Me: “I went to the Avett Brothers concert last night. It might be secondhand crack. Mayday, here she comes, mayday!”
~ No one hitting the cones! Not even Victoria!
~ Drunk driving while texting… in go-karts.
~ “My friend thinks the boys here are cute.” “Thanks, Sam.”
~ Redneck washing his hands in a mud puddle! the girls in class knew exactly who we were talking about, too.
~ Gripping the seat for dear life every time Victoria turned, backed, or parallel parked.
~ Going to Burger King, talking about being high and Star Wars cups and what kind of sauce to dip in.

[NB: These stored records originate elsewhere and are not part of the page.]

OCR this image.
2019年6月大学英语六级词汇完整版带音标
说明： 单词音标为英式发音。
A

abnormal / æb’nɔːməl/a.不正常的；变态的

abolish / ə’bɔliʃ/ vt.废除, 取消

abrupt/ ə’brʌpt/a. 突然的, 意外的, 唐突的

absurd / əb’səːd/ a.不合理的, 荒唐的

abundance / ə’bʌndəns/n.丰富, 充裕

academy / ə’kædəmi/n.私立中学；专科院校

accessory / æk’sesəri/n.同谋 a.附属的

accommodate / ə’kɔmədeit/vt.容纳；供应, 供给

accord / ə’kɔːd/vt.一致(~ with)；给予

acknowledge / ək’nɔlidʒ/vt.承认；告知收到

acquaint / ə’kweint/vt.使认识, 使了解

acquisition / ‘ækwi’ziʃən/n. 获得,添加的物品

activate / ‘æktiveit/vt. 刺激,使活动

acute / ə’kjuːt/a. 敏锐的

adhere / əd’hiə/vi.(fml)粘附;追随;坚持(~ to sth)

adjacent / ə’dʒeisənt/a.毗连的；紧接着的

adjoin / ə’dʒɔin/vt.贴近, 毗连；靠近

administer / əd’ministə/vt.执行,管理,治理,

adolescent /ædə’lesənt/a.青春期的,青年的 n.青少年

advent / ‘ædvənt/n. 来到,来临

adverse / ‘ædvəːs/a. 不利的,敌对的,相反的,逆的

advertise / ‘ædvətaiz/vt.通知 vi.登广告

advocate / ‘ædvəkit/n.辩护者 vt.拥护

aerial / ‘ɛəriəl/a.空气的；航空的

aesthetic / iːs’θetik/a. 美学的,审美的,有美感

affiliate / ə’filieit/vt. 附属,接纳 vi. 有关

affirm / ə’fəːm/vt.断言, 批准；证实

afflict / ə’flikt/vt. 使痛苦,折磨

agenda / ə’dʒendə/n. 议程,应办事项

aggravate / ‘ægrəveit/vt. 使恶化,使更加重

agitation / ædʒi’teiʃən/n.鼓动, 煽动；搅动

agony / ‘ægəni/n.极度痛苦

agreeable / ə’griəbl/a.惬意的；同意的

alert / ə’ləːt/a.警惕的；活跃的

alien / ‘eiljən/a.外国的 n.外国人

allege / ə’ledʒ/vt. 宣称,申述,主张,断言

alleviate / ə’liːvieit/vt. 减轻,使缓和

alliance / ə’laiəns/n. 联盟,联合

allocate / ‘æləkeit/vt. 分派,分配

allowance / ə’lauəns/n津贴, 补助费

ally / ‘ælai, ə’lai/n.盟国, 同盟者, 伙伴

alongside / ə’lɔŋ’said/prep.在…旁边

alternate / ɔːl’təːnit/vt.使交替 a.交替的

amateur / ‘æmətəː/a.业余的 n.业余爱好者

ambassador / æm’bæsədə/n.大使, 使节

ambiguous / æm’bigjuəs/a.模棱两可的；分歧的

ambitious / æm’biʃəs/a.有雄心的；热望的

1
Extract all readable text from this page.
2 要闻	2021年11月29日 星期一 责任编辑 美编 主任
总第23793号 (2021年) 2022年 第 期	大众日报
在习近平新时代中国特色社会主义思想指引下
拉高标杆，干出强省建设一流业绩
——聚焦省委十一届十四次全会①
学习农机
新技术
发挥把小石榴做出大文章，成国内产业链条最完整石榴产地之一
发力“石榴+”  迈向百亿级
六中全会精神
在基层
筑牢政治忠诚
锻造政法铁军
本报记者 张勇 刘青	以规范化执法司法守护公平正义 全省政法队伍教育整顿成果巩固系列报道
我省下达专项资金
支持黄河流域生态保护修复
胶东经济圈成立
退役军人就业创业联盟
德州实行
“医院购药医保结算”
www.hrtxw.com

~ Being very confused about make-ups, “I don’t think she knows what she’s talking about.”
~ Having Victoria actually be good at expressway driving… what the hell?
~ Jesse’s wry sense of humor.
~ Planning a pizza escape.
~ Actually talking to the kids from Cattaraugus, haha.
~ The ride to and from Gowanda with Mr. Wright, Sierra and Brendan. Verrrry funny.
~ Presentation day (yesterday): discovering Mr. Wright got his only ticket because he was traveling 97 mph in a 43 mph zone… Having our presentation be funny when I started talking (extremely strange)… Our delicious drawing of a tire.
~ Driving all over the countryside.
~ Talking to a cool trooper.
~ Never crashing the car.

I’m not going to miss it, but I will miss parts of it. The daily driving was a huge plus that I really would like to be able to keep doing, but I doubt it will happen. My road test is scheduled and my driver’s ed certificate should come in around the beginning of school to take money off of the insurance if I ever get a vehicle. But for now I’ll just be content driving whenever I’m allowed to, I guess, although I will push the issue. I’m busy enough without my parents having to cart me everywhere.

But it’s time to start getting ready. Only an hour and fifteen minutes before my last day of driver’s ed.